Ergebnisse: 40.289 überlebende teilnehmende Versicherte konnten in die Studie eingeschlossen werden. Aus der potenziellen Kontrollgruppe (potKG) der Überlebenden (n=322.732) konnten im Rahmen des PSM 40.298 Kontrollen identifiziert werden. Der Anteil von Frauen betrug 59,1% in der TG und 60,0% in der KG. Das durchschnittliche Alter betrug 64,8 (±16,36) Jahre in der TG sowie 65,3 (±15,77) Jahre in der KG. Vor Matching unterschied sich der mittlere Propensity Score (PS) statisch signifikant (TG 0,176±0,126 SD vs potKG 0,103±0,077; p<0,001). Nach dem Matching zeigten sich keine stat. sign. Unterschiede: TG 0,176±0,126 vs KG 0,177± 0,128; p=0,281. Der geringe Standardfehler der Differenzen des PS von 0,0025 spricht für eine hohe statistische Güte des Matchings. Dies galt auch für das Matching inkl. Verstorbener.
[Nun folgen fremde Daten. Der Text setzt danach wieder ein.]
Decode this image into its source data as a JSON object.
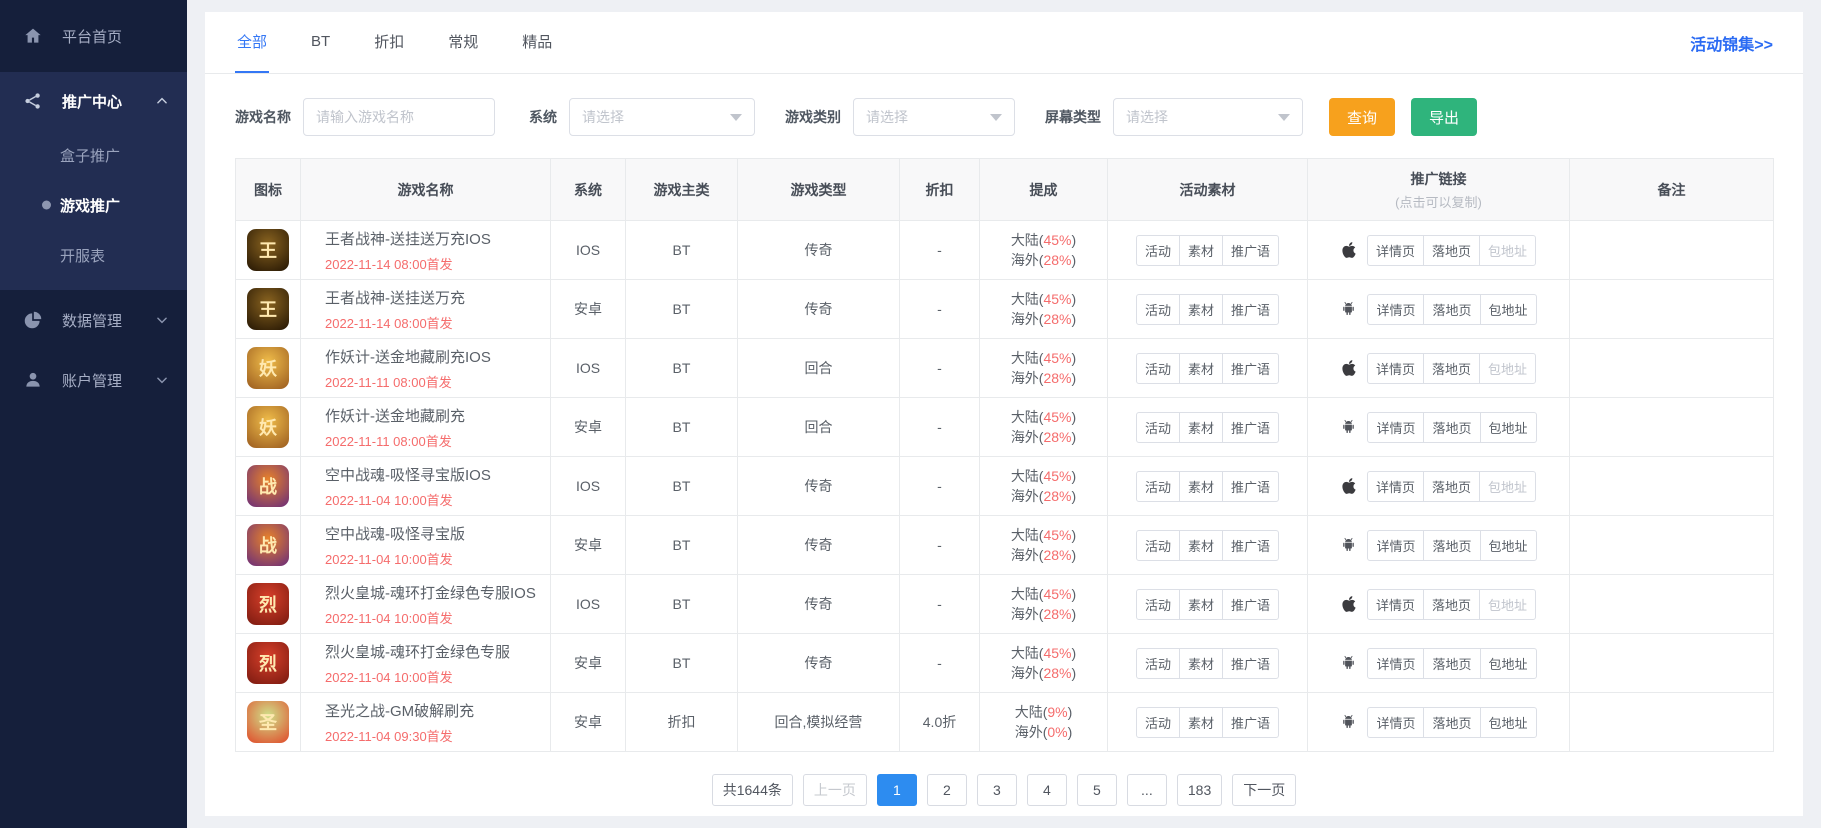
{
  "sidebar": {
    "items": [
      {
        "label": "平台首页",
        "icon": "home"
      },
      {
        "label": "推广中心",
        "icon": "share",
        "expanded": true,
        "children": [
          {
            "label": "盒子推广",
            "active": false
          },
          {
            "label": "游戏推广",
            "active": true
          },
          {
            "label": "开服表",
            "active": false
          }
        ]
      },
      {
        "label": "数据管理",
        "icon": "pie"
      },
      {
        "label": "账户管理",
        "icon": "user"
      }
    ]
  },
  "header": {
    "tabs": [
      "全部",
      "BT",
      "折扣",
      "常规",
      "精品"
    ],
    "active_tab": "全部",
    "promo_link": "活动锦集>>"
  },
  "filters": {
    "game_name_label": "游戏名称",
    "game_name_placeholder": "请输入游戏名称",
    "system_label": "系统",
    "category_label": "游戏类别",
    "screen_label": "屏幕类型",
    "select_placeholder": "请选择",
    "search_button": "查询",
    "export_button": "导出"
  },
  "table": {
    "columns": [
      "图标",
      "游戏名称",
      "系统",
      "游戏主类",
      "游戏类型",
      "折扣",
      "提成",
      "活动素材",
      "推广链接",
      "备注"
    ],
    "link_header_sub": "(点击可以复制)",
    "material_buttons": [
      "活动",
      "素材",
      "推广语"
    ],
    "link_buttons": [
      "详情页",
      "落地页",
      "包地址"
    ],
    "mainland_prefix": "大陆",
    "overseas_prefix": "海外",
    "rows": [
      {
        "name": "王者战神-送挂送万充IOS",
        "release": "2022-11-14 08:00首发",
        "system": "IOS",
        "main_type": "BT",
        "game_type": "传奇",
        "discount": "-",
        "mainland": "45%",
        "overseas": "28%",
        "platform": "ios",
        "package_disabled": true,
        "remark": "",
        "icon_colors": [
          "#8a6420",
          "#241503"
        ],
        "icon_text": "王"
      },
      {
        "name": "王者战神-送挂送万充",
        "release": "2022-11-14 08:00首发",
        "system": "安卓",
        "main_type": "BT",
        "game_type": "传奇",
        "discount": "-",
        "mainland": "45%",
        "overseas": "28%",
        "platform": "android",
        "package_disabled": false,
        "remark": "",
        "icon_colors": [
          "#8a6420",
          "#241503"
        ],
        "icon_text": "王"
      },
      {
        "name": "作妖计-送金地藏刷充IOS",
        "release": "2022-11-11 08:00首发",
        "system": "IOS",
        "main_type": "BT",
        "game_type": "回合",
        "discount": "-",
        "mainland": "45%",
        "overseas": "28%",
        "platform": "ios",
        "package_disabled": true,
        "remark": "",
        "icon_colors": [
          "#f0bd4a",
          "#9a5b1f"
        ],
        "icon_text": "妖"
      },
      {
        "name": "作妖计-送金地藏刷充",
        "release": "2022-11-11 08:00首发",
        "system": "安卓",
        "main_type": "BT",
        "game_type": "回合",
        "discount": "-",
        "mainland": "45%",
        "overseas": "28%",
        "platform": "android",
        "package_disabled": false,
        "remark": "",
        "icon_colors": [
          "#f0bd4a",
          "#9a5b1f"
        ],
        "icon_text": "妖"
      },
      {
        "name": "空中战魂-吸怪寻宝版IOS",
        "release": "2022-11-04 10:00首发",
        "system": "IOS",
        "main_type": "BT",
        "game_type": "传奇",
        "discount": "-",
        "mainland": "45%",
        "overseas": "28%",
        "platform": "ios",
        "package_disabled": true,
        "remark": "",
        "icon_colors": [
          "#e8832a",
          "#6a2c7a"
        ],
        "icon_text": "战"
      },
      {
        "name": "空中战魂-吸怪寻宝版",
        "release": "2022-11-04 10:00首发",
        "system": "安卓",
        "main_type": "BT",
        "game_type": "传奇",
        "discount": "-",
        "mainland": "45%",
        "overseas": "28%",
        "platform": "android",
        "package_disabled": false,
        "remark": "",
        "icon_colors": [
          "#e8832a",
          "#6a2c7a"
        ],
        "icon_text": "战"
      },
      {
        "name": "烈火皇城-魂环打金绿色专服IOS",
        "release": "2022-11-04 10:00首发",
        "system": "IOS",
        "main_type": "BT",
        "game_type": "传奇",
        "discount": "-",
        "mainland": "45%",
        "overseas": "28%",
        "platform": "ios",
        "package_disabled": true,
        "remark": "",
        "icon_colors": [
          "#d8402a",
          "#7a1a10"
        ],
        "icon_text": "烈"
      },
      {
        "name": "烈火皇城-魂环打金绿色专服",
        "release": "2022-11-04 10:00首发",
        "system": "安卓",
        "main_type": "BT",
        "game_type": "传奇",
        "discount": "-",
        "mainland": "45%",
        "overseas": "28%",
        "platform": "android",
        "package_disabled": false,
        "remark": "",
        "icon_colors": [
          "#d8402a",
          "#7a1a10"
        ],
        "icon_text": "烈"
      },
      {
        "name": "圣光之战-GM破解刷充",
        "release": "2022-11-04 09:30首发",
        "system": "安卓",
        "main_type": "折扣",
        "game_type": "回合,模拟经营",
        "discount": "4.0折",
        "mainland": "9%",
        "overseas": "0%",
        "platform": "android",
        "package_disabled": false,
        "remark": "",
        "icon_colors": [
          "#cfe08a",
          "#e04a2a"
        ],
        "icon_text": "圣"
      }
    ]
  },
  "pagination": {
    "total": "共1644条",
    "prev": "上一页",
    "pages": [
      "1",
      "2",
      "3",
      "4",
      "5",
      "...",
      "183"
    ],
    "active_page": "1",
    "next": "下一页"
  },
  "colors": {
    "accent_blue": "#3477f5",
    "link_blue": "#2b6bf3",
    "date_red": "#f56c6c",
    "search_orange": "#f7a11d",
    "export_green": "#2fb47c",
    "pagination_active": "#2d8cf0",
    "sidebar_bg": "#151f3b",
    "sidebar_group_bg": "#222d52"
  }
}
Die Ergebnisse der Evaluation des HzV-Effekts in Hinblick auf Versorgungskosten, Leistungsinanspruchnahme (ambulante ärztliche Leistungen, stationäre Aufenthalte, Rehabilitation, ambulant verordnete Arzneimittel, Heilmittel, Hilfsmittel, häusliche Krankenpflege) sowie Indikatoren zur Behandlungskoordination (Anteil Patienten, die mehr als einen Hausarzt kontaktieren, Anteil Behandlungsfälle bei Fachärzten ohne Überweisung, Anzahl unterschiedlicher kontaktierter Facharztgruppen, Anzahl von Hausbesuchen, Früherkennungsmaßnahmen, Krankenhausnotfällen, Anteil Patienten mit Polymedikation) werden auf der Konferenz präsentiert.
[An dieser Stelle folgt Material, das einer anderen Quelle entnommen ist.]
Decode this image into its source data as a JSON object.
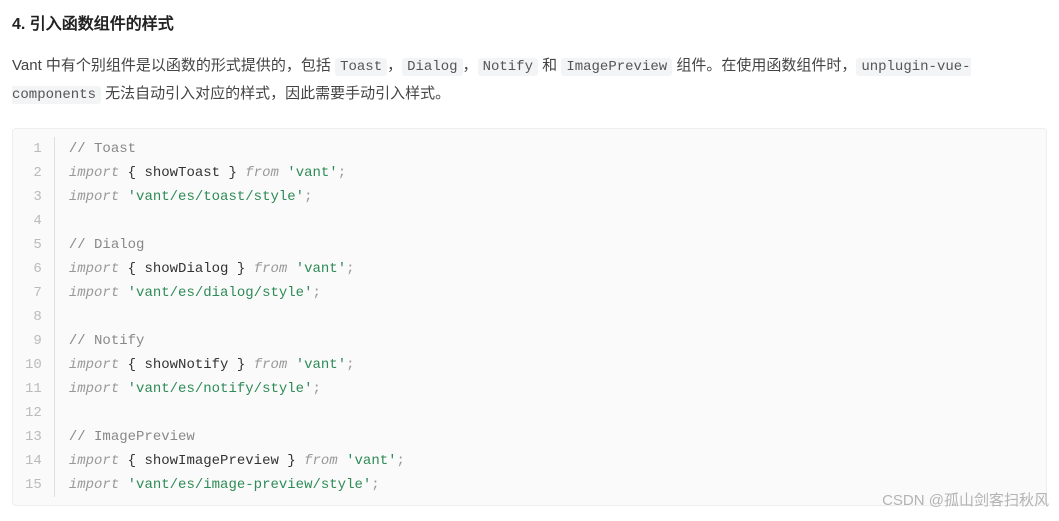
{
  "heading": "4. 引入函数组件的样式",
  "paragraph": {
    "pre": "Vant 中有个别组件是以函数的形式提供的，包括 ",
    "code1": "Toast",
    "sep1": "，",
    "code2": "Dialog",
    "sep2": "，",
    "code3": "Notify",
    "sep3": " 和 ",
    "code4": "ImagePreview",
    "mid": " 组件。在使用函数组件时，",
    "code5": "unplugin-vue-components",
    "post": " 无法自动引入对应的样式，因此需要手动引入样式。"
  },
  "code": {
    "lines": [
      {
        "n": "1",
        "tokens": [
          {
            "t": "// Toast",
            "c": "comment"
          }
        ]
      },
      {
        "n": "2",
        "tokens": [
          {
            "t": "import",
            "c": "keyword"
          },
          {
            "t": " ",
            "c": ""
          },
          {
            "t": "{",
            "c": "brace"
          },
          {
            "t": " showToast ",
            "c": "ident"
          },
          {
            "t": "}",
            "c": "brace"
          },
          {
            "t": " ",
            "c": ""
          },
          {
            "t": "from",
            "c": "keyword"
          },
          {
            "t": " ",
            "c": ""
          },
          {
            "t": "'vant'",
            "c": "string"
          },
          {
            "t": ";",
            "c": "punct"
          }
        ]
      },
      {
        "n": "3",
        "tokens": [
          {
            "t": "import",
            "c": "keyword"
          },
          {
            "t": " ",
            "c": ""
          },
          {
            "t": "'vant/es/toast/style'",
            "c": "string"
          },
          {
            "t": ";",
            "c": "punct"
          }
        ]
      },
      {
        "n": "4",
        "tokens": []
      },
      {
        "n": "5",
        "tokens": [
          {
            "t": "// Dialog",
            "c": "comment"
          }
        ]
      },
      {
        "n": "6",
        "tokens": [
          {
            "t": "import",
            "c": "keyword"
          },
          {
            "t": " ",
            "c": ""
          },
          {
            "t": "{",
            "c": "brace"
          },
          {
            "t": " showDialog ",
            "c": "ident"
          },
          {
            "t": "}",
            "c": "brace"
          },
          {
            "t": " ",
            "c": ""
          },
          {
            "t": "from",
            "c": "keyword"
          },
          {
            "t": " ",
            "c": ""
          },
          {
            "t": "'vant'",
            "c": "string"
          },
          {
            "t": ";",
            "c": "punct"
          }
        ]
      },
      {
        "n": "7",
        "tokens": [
          {
            "t": "import",
            "c": "keyword"
          },
          {
            "t": " ",
            "c": ""
          },
          {
            "t": "'vant/es/dialog/style'",
            "c": "string"
          },
          {
            "t": ";",
            "c": "punct"
          }
        ]
      },
      {
        "n": "8",
        "tokens": []
      },
      {
        "n": "9",
        "tokens": [
          {
            "t": "// Notify",
            "c": "comment"
          }
        ]
      },
      {
        "n": "10",
        "tokens": [
          {
            "t": "import",
            "c": "keyword"
          },
          {
            "t": " ",
            "c": ""
          },
          {
            "t": "{",
            "c": "brace"
          },
          {
            "t": " showNotify ",
            "c": "ident"
          },
          {
            "t": "}",
            "c": "brace"
          },
          {
            "t": " ",
            "c": ""
          },
          {
            "t": "from",
            "c": "keyword"
          },
          {
            "t": " ",
            "c": ""
          },
          {
            "t": "'vant'",
            "c": "string"
          },
          {
            "t": ";",
            "c": "punct"
          }
        ]
      },
      {
        "n": "11",
        "tokens": [
          {
            "t": "import",
            "c": "keyword"
          },
          {
            "t": " ",
            "c": ""
          },
          {
            "t": "'vant/es/notify/style'",
            "c": "string"
          },
          {
            "t": ";",
            "c": "punct"
          }
        ]
      },
      {
        "n": "12",
        "tokens": []
      },
      {
        "n": "13",
        "tokens": [
          {
            "t": "// ImagePreview",
            "c": "comment"
          }
        ]
      },
      {
        "n": "14",
        "tokens": [
          {
            "t": "import",
            "c": "keyword"
          },
          {
            "t": " ",
            "c": ""
          },
          {
            "t": "{",
            "c": "brace"
          },
          {
            "t": " showImagePreview ",
            "c": "ident"
          },
          {
            "t": "}",
            "c": "brace"
          },
          {
            "t": " ",
            "c": ""
          },
          {
            "t": "from",
            "c": "keyword"
          },
          {
            "t": " ",
            "c": ""
          },
          {
            "t": "'vant'",
            "c": "string"
          },
          {
            "t": ";",
            "c": "punct"
          }
        ]
      },
      {
        "n": "15",
        "tokens": [
          {
            "t": "import",
            "c": "keyword"
          },
          {
            "t": " ",
            "c": ""
          },
          {
            "t": "'vant/es/image-preview/style'",
            "c": "string"
          },
          {
            "t": ";",
            "c": "punct"
          }
        ]
      }
    ]
  },
  "watermark": "CSDN @孤山剑客扫秋风"
}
Diskussion: Der gewählte Matchingansatz ermöglicht es, einer umfangreichen Patientenpopulation von Teilnehmern der HzV adäquate Kontrollpatienten zuzuweisen und auf diese Weise Selektionseffekte zu kontrollieren. Potentielle Unterschiede in den Outcomes lassen sich somit auf den Einfluss der HzV zurückführen.

Praktische Implikation: Die Evaluationsergebnisse werden von den beteiligten Akteuren zur Weiterentwicklung des HzV-Programms in Thüringen genutzt werden.